A sample of soil from her property last July found 34 parts of dioxin — among the most toxic chemicals in existence — per trillion parts of soil, the state Department of Ecology reported last week.

It was one of three samples taken throughout Port Angeles that contained 30 parts per trillion of dioxin or greater — including one that was 76 parts per trillion — and one of 45 samples that exceeded Ecology’s cleanup level for dioxin of 11 parts per trillion parts of soil in residential areas.

In all, 85 soil samples were taken by Ecology in Port Angeles last July in the vicinity of the former Rayonier Inc. pulp mill.

Homegrown veggies

Skerbeck and her late husband, Dr. Frank Skerbeck, grew and ate vegetables — feeding a family of 15 children — for decades until his death from brain cancer 13 years ago, she said.

She said she would continue to grow and eat her own vegetables, “if I could reach the ground.”

Skerbeck, a community activist who won a 1998 Community Service Award for work inspired by the needs of a son born with Down syndrome, was among the homeowners who volunteered to allow Ecology to take soil samples from their properties last fall to test for the presence of dioxin.

Ecology last Tuesday released preliminary results of the testing throughout Port Angeles.

Most samples were taken on private property; five were from city-owned property.

The sample was taken from a part of Skerbeck’s land that had not been used for gardening.

“I don’t know what to make of it,” Skerbeck said.

She hopes to learn more about the testing results from Ecology.

“I think it is significant,” she said.

“I don’t know what to think, what to do, if anything.”

Seeking a pattern

Testing results do not indicate a need for cleanup on a particular property, said Rebecca Lawson, regional manager of Ecology’s toxics cleanup program, adding that one sample isn’t enough to declare a property contaminated.

The point of testing, she said, was to look for a pattern that would show whether or not Rayonier is responsible for dioxin contamination on other areas than its own property, a 75-acre site at the end of Ennis Street where its pulp mill operated for 68 years before closing in 1997.

Ecology’s final report on dioxin finds in Port Angeles is due in the spring.

Preliminary results were released because property owners were promised they would get the results as soon as possible, Lawson said.

She said Ecology will analyze the chemistry of the dioxin to determine how it was made, such as if it came from the bleaching process conducted at pulp mills.
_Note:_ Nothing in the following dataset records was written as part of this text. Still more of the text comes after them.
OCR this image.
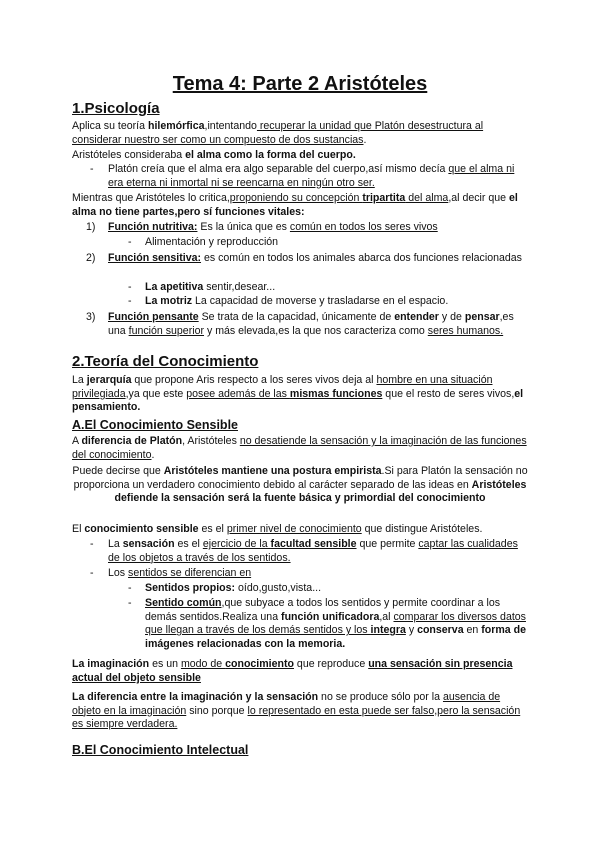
Tema 4: Parte 2 Aristóteles
1.Psicología

Aplica su teoría hilemórfica,intentando recuperar la unidad que Platón desestructura al considerar nuestro ser como un compuesto de dos sustancias.

Aristóteles consideraba el alma como la forma del cuerpo.

- Platón creía que el alma era algo separable del cuerpo,así mismo decía que el alma ni era eterna ni inmortal ni se reencarna en ningún otro ser.

Mientras que Aristóteles lo critica,proponiendo su concepción tripartita del alma,al decir que el alma no tiene partes,pero sí funciones vitales:

1) Función nutritiva: Es la única que es común en todos los seres vivos

- Alimentación y reproducción

2) Función sensitiva: es común en todos los animales abarca dos funciones relacionadas

- La apetitiva sentir,desear...

- La motriz La capacidad de moverse y trasladarse en el espacio.

3) Función pensante Se trata de la capacidad, únicamente de entender y de pensar,es una función superior y más elevada,es la que nos caracteriza como seres humanos.

2.Teoría del Conocimiento

La jerarquía que propone Aris respecto a los seres vivos deja al hombre en una situación privilegiada,ya que este posee además de las mismas funciones que el resto de seres vivos,el pensamiento.

A.El Conocimiento Sensible

A diferencia de Platón, Aristóteles no desatiende la sensación y la imaginación de las funciones del conocimiento.

Puede decirse que Aristóteles mantiene una postura empirista.Si para Platón la sensación no proporciona un verdadero conocimiento debido al carácter separado de las ideas en Aristóteles defiende la sensación será la fuente básica y primordial del conocimiento

El conocimiento sensible es el primer nivel de conocimiento que distingue Aristóteles.

- La sensación es el ejercicio de la facultad sensible que permite captar las cualidades de los objetos a través de los sentidos.

- Los sentidos se diferencian en

- Sentidos propios: oído,gusto,vista...

- Sentido común,que subyace a todos los sentidos y permite coordinar a los demás sentidos.Realiza una función unificadora,al comparar los diversos datos que llegan a través de los demás sentidos y los integra y conserva en forma de imágenes relacionadas con la memoria.

La imaginación es un modo de conocimiento que reproduce una sensación sin presencia actual del objeto sensible

La diferencia entre la imaginación y la sensación no se produce sólo por la ausencia de objeto en la imaginación sino porque lo representado en esta puede ser falso,pero la sensación es siempre verdadera.

B.El Conocimiento Intelectual
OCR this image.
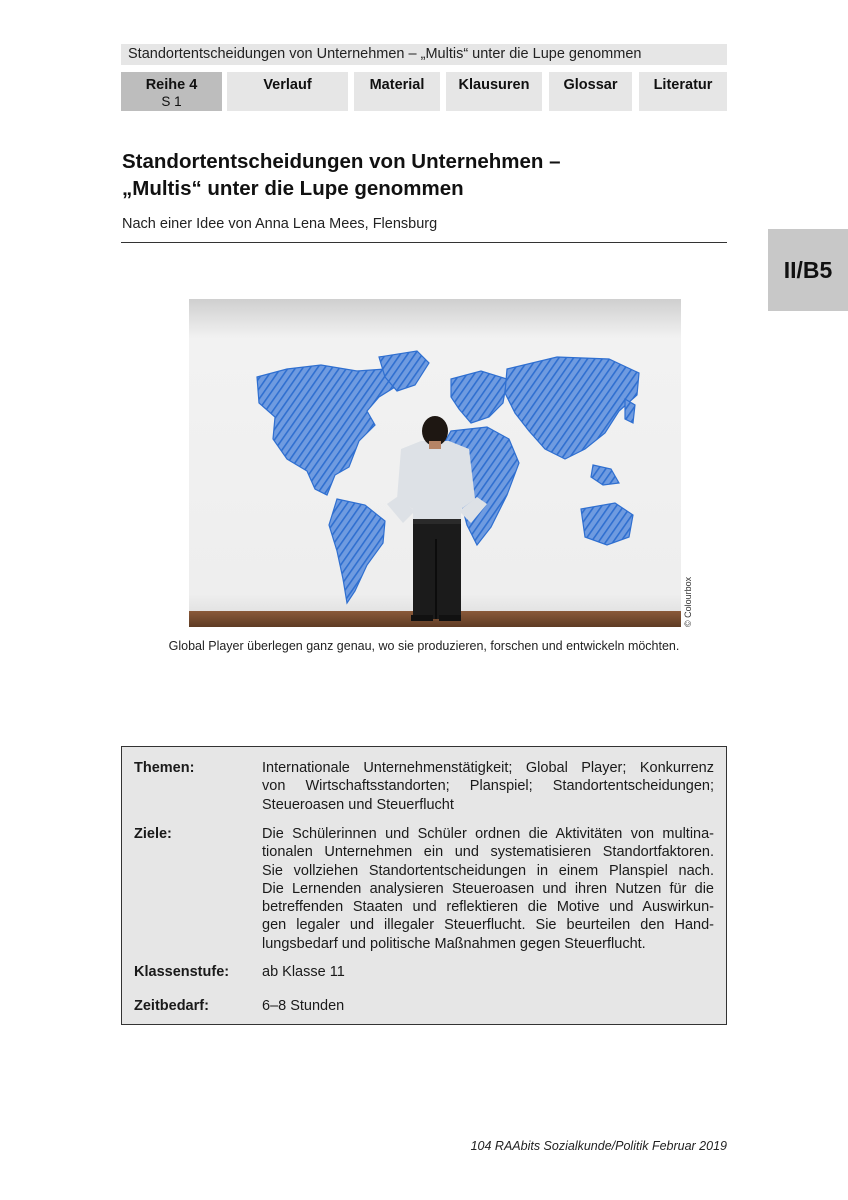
Standortentscheidungen von Unternehmen – „Multis“ unter die Lupe genommen
Reihe 4
S 1
Verlauf	Material	Klausuren	Glossar	Literatur
II/B5
Standortentscheidungen von Unternehmen –
„Multis“ unter die Lupe genommen
Nach einer Idee von Anna Lena Mees, Flensburg
© Colourbox
Global Player überlegen ganz genau, wo sie produzieren, forschen und entwickeln möchten.
Themen:	Internationale Unternehmenstätigkeit; Global Player; Konkurrenz
von Wirtschaftsstandorten; Planspiel; Standortentscheidungen;
Steueroasen und Steuerflucht
Ziele:	Die Schülerinnen und Schüler ordnen die Aktivitäten von multina-
tionalen Unternehmen ein und systematisieren Standortfaktoren.
Sie vollziehen Standortentscheidungen in einem Planspiel nach.
Die Lernenden analysieren Steueroasen und ihren Nutzen für die
betreffenden Staaten und reflektieren die Motive und Auswirkun-
gen legaler und illegaler Steuerflucht. Sie beurteilen den Hand-
lungsbedarf und politische Maßnahmen gegen Steuerflucht.
Klassenstufe:	ab Klasse 11
Zeitbedarf:	6–8 Stunden
104 RAAbits Sozialkunde/Politik Februar 2019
This, Ecology hopes, will lead it to a source.

If Rayonier is determined to be responsible for dioxin contamination off its property, Ecology will seek to extend the cleanup site to include the vicinity of the former mill site.

Lawson said that gardening or any human activity dilutes the levels of dioxin in soil.
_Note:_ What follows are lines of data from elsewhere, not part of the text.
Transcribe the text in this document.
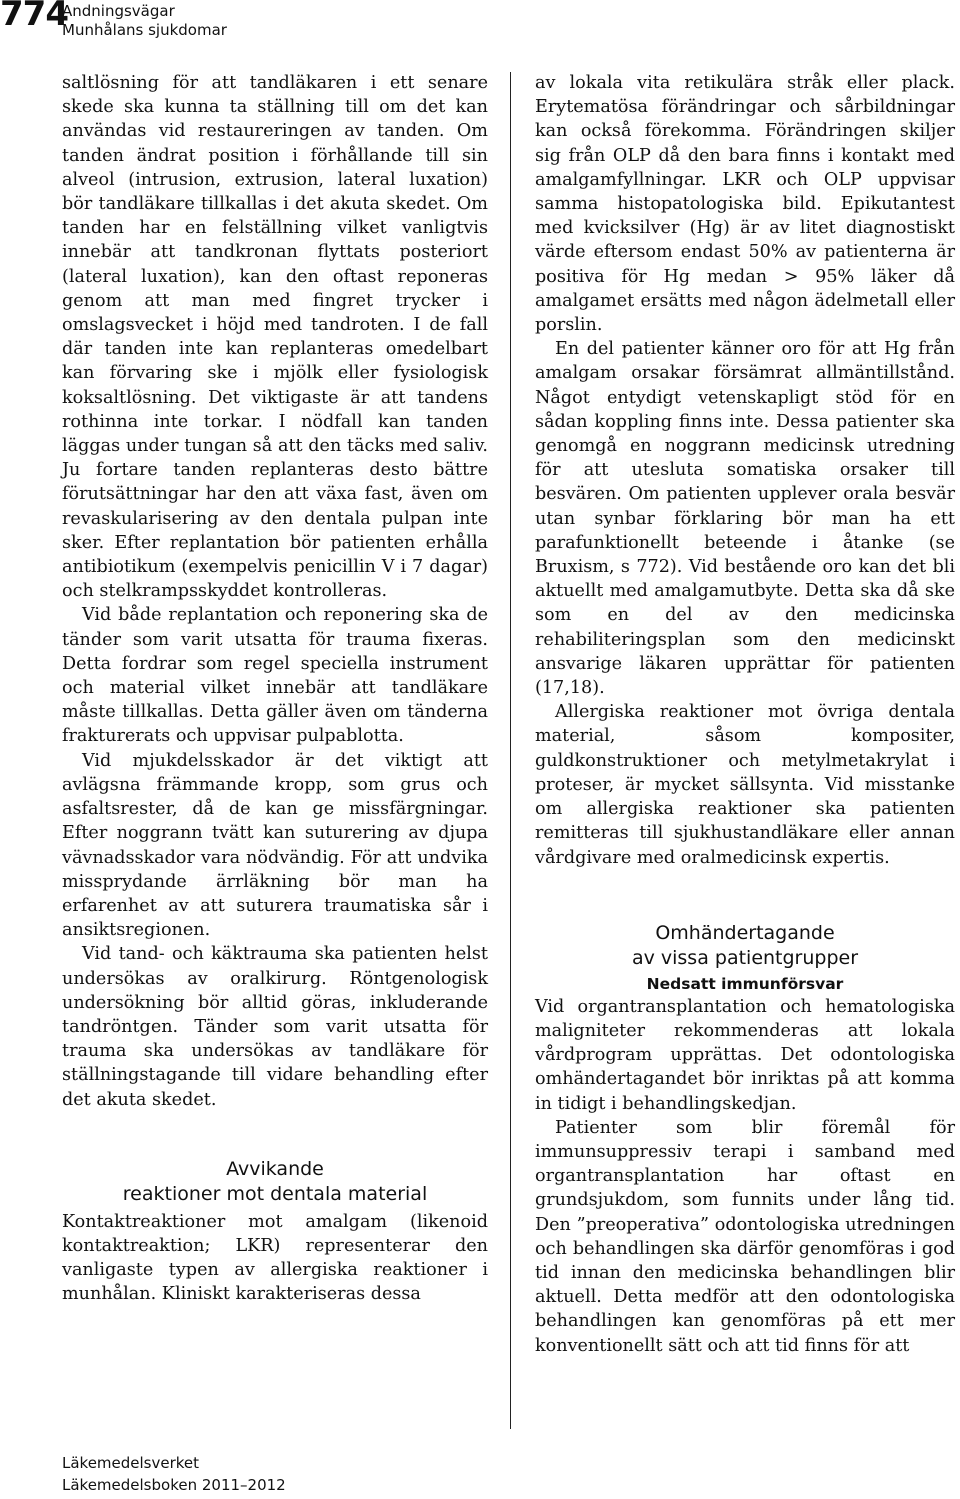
774
Andningsvägar
Munhålans sjukdomar

saltlösning för att tandläkaren i ett senare skede ska kunna ta ställning till om det kan användas vid restaureringen av tanden. Om tanden ändrat position i förhållande till sin alveol (intrusion, extrusion, lateral luxation) bör tandläkare tillkallas i det akuta skedet. Om tanden har en felställning vilket vanligtvis innebär att tandkronan flyttats posteriort (lateral luxation), kan den oftast reponeras genom att man med fingret trycker i omslagsvecket i höjd med tandroten. I de fall där tanden inte kan replanteras omedelbart kan förvaring ske i mjölk eller fysiologisk koksaltlösning. Det viktigaste är att tandens rothinna inte torkar. I nödfall kan tanden läggas under tungan så att den täcks med saliv. Ju fortare tanden replanteras desto bättre förutsättningar har den att växa fast, även om revaskularisering av den dentala pulpan inte sker. Efter replantation bör patienten erhålla antibiotikum (exempelvis penicillin V i 7 dagar) och stelkrampsskyddet kontrolleras.

Vid både replantation och reponering ska de tänder som varit utsatta för trauma fixeras. Detta fordrar som regel speciella instrument och material vilket innebär att tandläkare måste tillkallas. Detta gäller även om tänderna frakturerats och uppvisar pulpablotta.

Vid mjukdelsskador är det viktigt att avlägsna främmande kropp, som grus och asfaltsrester, då de kan ge missfärgningar. Efter noggrann tvätt kan suturering av djupa vävnadsskador vara nödvändig. För att undvika missprydande ärrläkning bör man ha erfarenhet av att suturera traumatiska sår i ansiktsregionen.

Vid tand- och käktrauma ska patienten helst undersökas av oralkirurg. Röntgenologisk undersökning bör alltid göras, inkluderande tandröntgen. Tänder som varit utsatta för trauma ska undersökas av tandläkare för ställningstagande till vidare behandling efter det akuta skedet.

Avvikande
reaktioner mot dentala material

Kontaktreaktioner mot amalgam (likenoid kontaktreaktion; LKR) representerar den vanligaste typen av allergiska reaktioner i munhålan. Kliniskt karakteriseras dessa

av lokala vita retikulära stråk eller plack. Erytematösa förändringar och sårbildningar kan också förekomma. Förändringen skiljer sig från OLP då den bara finns i kontakt med amalgamfyllningar. LKR och OLP uppvisar samma histopatologiska bild. Epikutantest med kvicksilver (Hg) är av litet diagnostiskt värde eftersom endast 50% av patienterna är positiva för Hg medan > 95% läker då amalgamet ersätts med någon ädelmetall eller porslin.

En del patienter känner oro för att Hg från amalgam orsakar försämrat allmäntillstånd. Något entydigt vetenskapligt stöd för en sådan koppling finns inte. Dessa patienter ska genomgå en noggrann medicinsk utredning för att utesluta somatiska orsaker till besvären. Om patienten upplever orala besvär utan synbar förklaring bör man ha ett parafunktionellt beteende i åtanke (se Bruxism, s 772). Vid bestående oro kan det bli aktuellt med amalgamutbyte. Detta ska då ske som en del av den medicinska rehabiliteringsplan som den medicinskt ansvarige läkaren upprättar för patienten (17,18).

Allergiska reaktioner mot övriga dentala material, såsom kompositer, guldkonstruktioner och metylmetakrylat i proteser, är mycket sällsynta. Vid misstanke om allergiska reaktioner ska patienten remitteras till sjukhustandläkare eller annan vårdgivare med oralmedicinsk expertis.

Omhändertagande
av vissa patientgrupper
Nedsatt immunförsvar

Vid organtransplantation och hematologiska maligniteter rekommenderas att lokala vårdprogram upprättas. Det odontologiska omhändertagandet bör inriktas på att komma in tidigt i behandlingskedjan.

Patienter som blir föremål för immunsuppressiv terapi i samband med organtransplantation har oftast en grundsjukdom, som funnits under lång tid. Den ”preoperativa” odontologiska utredningen och behandlingen ska därför genomföras i god tid innan den medicinska behandlingen blir aktuell. Detta medför att den odontologiska behandlingen kan genomföras på ett mer konventionellt sätt och att tid finns för att

Läkemedelsverket
Läkemedelsboken 2011–2012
Dioxin occurs naturally, but is also a byproduct of industrial processes.

It also is released from internal combustion engines and from burning wood — even forest fires.

Downwind from mill

Skerbeck said her property on Masters Road was downwind from the mill, which was on the waterfront to the west. She said she could always smell an odor when the mill was operating.

Cleanup has been under the supervision of state Ecology since 2000.

The federal Environmental Protection Agency said then that the property is moderately contaminated — perhaps a level of 2 or 3 on a scale of 10.

Skerbeck said she doesn’t know if dioxin will have to be removed from her land.

“If it needs to be cleaned up, than the whole bluff does,” she said. “Everything was downwind of the plant.

“Somehow, that doesn’t seem feasible.”

The city-owned sampling locations include three parcels that are part of Webster’s Woods outdoor sculpture park at the Port Angeles Fine Arts Center at 1203 E. Lauridsen Blvd. — which found 12 parts of dioxin per trillion parts of soil in the combined samples — one adjacent to Francis Street Park — which found fewer than 11 parts per trillion — and another along DelGuzzi Drive that also found fewer than 11 parts per trillion.